We have a a long running task which can take up to 8 days to complete. Most of our executions complete successfully but we run into an issue where all of our executions start failing. Upon investigating the logs, we see that we are receiving HTTP errors due to an expired token. The TTL for our auth tokens in our st2.conf is set to 10 days but we are seeing this issue for task running less than 4 days.
Mistral log snippet:
2018-10-08 12:32:40.571 497 WARNING st2mistral.utils.http [req-315de175-21ab-40c5-ba20-70d95798be0e - - - - -] [stackstorm] HTTP request returned connection error. Retrying...: ConnectionError: ('Connection aborted.', BadStatusLine("''",))
st2 log snippet:
/var/log/st2/st2api.log:72022064:2018-10-08 12:32:04,844 140599707325296 INFO logging [-] e2cf5d4b-a847-4413-8bf5-cb3e9fc3a95a - POST /v1/executions with query={} (remote_addr='127.0.0.1',method='POST',request_id='e2cf5d4b-a847-4413-8bf5-cb3e9fc3a95a',query={},path='/v1/executions')

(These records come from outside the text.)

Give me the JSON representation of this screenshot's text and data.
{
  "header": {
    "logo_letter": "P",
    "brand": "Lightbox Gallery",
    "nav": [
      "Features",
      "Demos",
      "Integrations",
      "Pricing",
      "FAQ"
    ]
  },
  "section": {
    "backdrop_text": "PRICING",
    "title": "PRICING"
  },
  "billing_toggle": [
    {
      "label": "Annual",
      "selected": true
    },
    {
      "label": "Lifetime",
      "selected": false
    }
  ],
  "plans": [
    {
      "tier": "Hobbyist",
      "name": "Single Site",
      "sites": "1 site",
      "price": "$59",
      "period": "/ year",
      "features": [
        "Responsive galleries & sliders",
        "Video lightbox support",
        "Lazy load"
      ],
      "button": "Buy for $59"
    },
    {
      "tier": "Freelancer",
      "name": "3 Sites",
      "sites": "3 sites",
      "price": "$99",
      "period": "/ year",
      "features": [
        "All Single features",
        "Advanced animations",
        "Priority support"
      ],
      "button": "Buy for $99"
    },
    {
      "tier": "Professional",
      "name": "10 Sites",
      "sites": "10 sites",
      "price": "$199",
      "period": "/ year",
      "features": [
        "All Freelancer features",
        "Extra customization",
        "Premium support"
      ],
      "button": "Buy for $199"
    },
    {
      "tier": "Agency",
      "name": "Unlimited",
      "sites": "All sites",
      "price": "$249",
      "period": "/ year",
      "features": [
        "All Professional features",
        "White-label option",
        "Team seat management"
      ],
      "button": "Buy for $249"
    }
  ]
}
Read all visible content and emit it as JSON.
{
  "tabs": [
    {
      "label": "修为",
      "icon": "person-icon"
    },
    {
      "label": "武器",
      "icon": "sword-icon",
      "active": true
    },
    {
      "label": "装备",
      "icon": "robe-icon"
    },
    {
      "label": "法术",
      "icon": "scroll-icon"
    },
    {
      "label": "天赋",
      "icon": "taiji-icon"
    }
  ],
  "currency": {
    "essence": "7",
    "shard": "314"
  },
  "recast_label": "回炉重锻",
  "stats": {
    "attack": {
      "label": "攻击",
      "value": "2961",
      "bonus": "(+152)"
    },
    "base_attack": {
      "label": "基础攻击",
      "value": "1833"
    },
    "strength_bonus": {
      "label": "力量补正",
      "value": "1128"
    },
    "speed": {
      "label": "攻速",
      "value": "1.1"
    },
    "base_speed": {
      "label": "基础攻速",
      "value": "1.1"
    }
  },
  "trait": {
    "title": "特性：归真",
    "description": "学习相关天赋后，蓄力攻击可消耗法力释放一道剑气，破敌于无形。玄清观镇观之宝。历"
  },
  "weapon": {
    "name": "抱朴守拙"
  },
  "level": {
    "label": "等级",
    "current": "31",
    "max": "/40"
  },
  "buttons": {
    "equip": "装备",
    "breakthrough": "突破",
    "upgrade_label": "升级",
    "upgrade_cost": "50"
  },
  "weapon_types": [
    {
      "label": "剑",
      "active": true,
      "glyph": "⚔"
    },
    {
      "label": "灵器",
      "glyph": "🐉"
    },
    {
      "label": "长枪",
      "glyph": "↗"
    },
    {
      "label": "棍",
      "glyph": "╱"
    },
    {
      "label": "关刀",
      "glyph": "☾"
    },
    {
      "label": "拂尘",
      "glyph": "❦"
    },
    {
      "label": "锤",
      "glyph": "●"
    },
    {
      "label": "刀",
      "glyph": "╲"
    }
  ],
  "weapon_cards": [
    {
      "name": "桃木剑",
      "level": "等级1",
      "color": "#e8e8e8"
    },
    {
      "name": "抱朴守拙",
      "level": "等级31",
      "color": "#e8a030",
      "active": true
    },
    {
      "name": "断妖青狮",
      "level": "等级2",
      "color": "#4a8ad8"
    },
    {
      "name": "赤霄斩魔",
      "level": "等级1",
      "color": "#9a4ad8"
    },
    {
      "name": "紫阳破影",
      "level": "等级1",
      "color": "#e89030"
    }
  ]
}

/var/log/st2/st2api.log:72022065:2018-10-08 12:32:04,847 140599707325296 AUDIT auth [-] Token with id "5ba5c9482b79db008f58c297" has expired.
/var/log/st2/st2api.log:72022066:2018-10-08 12:32:04,848 140599707325296 ERROR router [-] Token has expired.
/var/log/st2/st2api.log:72022073:2018-10-08 12:32:04,849 140599707325296 INFO logging [-] e2cf5d4b-a847-4413-8bf5-cb3e9fc3a95a - 401 58 5.014ms (content_length=58,request_id='e2cf5d4b-a847-4413-8bf5-cb3e9fc3a95a',runtime=5.014,remote_addr='127.0.0.1',status=401,method='POST',path='/v1/executions')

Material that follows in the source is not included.